Blocking Iranian shipments would disconnect an important source of oil from world markets. Iran exported 1.84 million barrels per day (bpd) of crude in March and has exported 1.71 million bpd so far in April, compared with an average of 1.68 million bpd in 2025, according to Kpler data.
However, the surge in Iranian production before the start of the war on February 28 has led to near-record levels of Iranian oil loaded onto ships, with more than 180 million barrels in transit or in floating storage earlier this month, according to Kpler data. Of that amount, approximately 100 million barrels were in the waters of Malaysia, Indonesia and China.
Flow of oil from other Gulf producers?
Maritime traffic through Hormuz, severely restricted by the Iranian blockade since the start of the war, remains virtually paralyzed despite the two-week ceasefire agreement between Washington and Tehran, announced on April 7.
On Tuesday, a Chinese tanker carrying methanol loaded in Hamriyah, United Arab Emirates, crossed the strait in what appeared to be the first tanker transit since the start of the US blockade. Two other ships also crossed the strait.
On Sunday, before the blockade began, two Pakistani-flagged oil tankers, the Shalamar and the Khairpur, entered the Gulf to load goods from the United Arab Emirates and Kuwait. A third ship, the Liberian-flagged supertanker Mombasa B, also transited the strait on Sunday and was weighing down in the Gulf.

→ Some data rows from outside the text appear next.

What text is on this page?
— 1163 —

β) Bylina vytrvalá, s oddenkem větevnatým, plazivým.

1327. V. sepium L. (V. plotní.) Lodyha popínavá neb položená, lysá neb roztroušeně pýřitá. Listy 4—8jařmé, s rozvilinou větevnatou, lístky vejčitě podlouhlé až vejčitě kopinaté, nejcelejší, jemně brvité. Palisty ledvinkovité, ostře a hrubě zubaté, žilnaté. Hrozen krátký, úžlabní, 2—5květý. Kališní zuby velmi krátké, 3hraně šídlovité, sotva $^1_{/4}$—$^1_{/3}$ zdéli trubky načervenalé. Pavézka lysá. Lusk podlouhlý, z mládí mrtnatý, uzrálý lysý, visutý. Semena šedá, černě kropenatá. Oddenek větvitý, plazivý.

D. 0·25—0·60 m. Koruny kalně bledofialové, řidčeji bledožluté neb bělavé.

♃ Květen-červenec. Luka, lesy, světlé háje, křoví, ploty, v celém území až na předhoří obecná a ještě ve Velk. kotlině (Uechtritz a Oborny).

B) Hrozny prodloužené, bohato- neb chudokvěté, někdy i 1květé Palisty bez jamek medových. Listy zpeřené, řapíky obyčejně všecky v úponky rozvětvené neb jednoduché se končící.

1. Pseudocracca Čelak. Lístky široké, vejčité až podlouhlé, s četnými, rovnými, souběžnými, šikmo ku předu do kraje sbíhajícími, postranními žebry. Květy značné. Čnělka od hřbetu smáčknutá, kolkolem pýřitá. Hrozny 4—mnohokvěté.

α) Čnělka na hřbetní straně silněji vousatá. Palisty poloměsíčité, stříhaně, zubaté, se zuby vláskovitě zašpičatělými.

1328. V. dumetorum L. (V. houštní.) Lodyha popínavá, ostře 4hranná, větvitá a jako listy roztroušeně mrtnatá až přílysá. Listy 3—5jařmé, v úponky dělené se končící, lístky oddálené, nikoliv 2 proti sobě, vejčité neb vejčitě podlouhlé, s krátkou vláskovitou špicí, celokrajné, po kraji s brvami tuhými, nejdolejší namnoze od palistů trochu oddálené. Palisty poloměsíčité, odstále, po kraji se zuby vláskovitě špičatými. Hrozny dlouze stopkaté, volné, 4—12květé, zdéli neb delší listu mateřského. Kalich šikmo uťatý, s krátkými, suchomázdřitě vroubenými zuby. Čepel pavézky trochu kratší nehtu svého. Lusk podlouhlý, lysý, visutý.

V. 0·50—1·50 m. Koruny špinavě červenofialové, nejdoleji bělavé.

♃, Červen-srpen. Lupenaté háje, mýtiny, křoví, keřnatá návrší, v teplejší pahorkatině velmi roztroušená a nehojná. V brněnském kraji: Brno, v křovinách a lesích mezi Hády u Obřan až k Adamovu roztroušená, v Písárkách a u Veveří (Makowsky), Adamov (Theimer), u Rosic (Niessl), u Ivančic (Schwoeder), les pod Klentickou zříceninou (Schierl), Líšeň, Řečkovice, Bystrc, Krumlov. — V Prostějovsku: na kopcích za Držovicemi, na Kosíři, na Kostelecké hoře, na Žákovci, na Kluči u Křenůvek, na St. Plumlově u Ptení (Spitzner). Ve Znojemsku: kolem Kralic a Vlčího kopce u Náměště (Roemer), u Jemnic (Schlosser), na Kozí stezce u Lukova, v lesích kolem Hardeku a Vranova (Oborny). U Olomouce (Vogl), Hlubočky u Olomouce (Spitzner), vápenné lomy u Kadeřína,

The Maltese-flagged VLCC Agios Fanourios I, which attempted to pass through the strait on Sunday to load Iraqi crude oil bound for Vietnam, turned around and became anchored near the Gulf of Oman.
According to Kpler, as of April 7, some 187 tankers loaded with 172 million barrels of crude oil and refined products were in the Gulf.
The most affected importers
Before the war, most of Iran’s oil exports were sent to China, the world’s top crude importer. Last month, the United States announced a sanctions waiver that has allowed other buyers, including India, to import Iranian oil.
According to ship tracking data from LSEG and Kpler, India was scheduled to receive its first shipment of crude oil from Iran in seven years this week.
Before the war, about 20% of global oil and natural gas exports were transported through the Strait of Hormuz, with most shipments headed to Asia, the main importing region.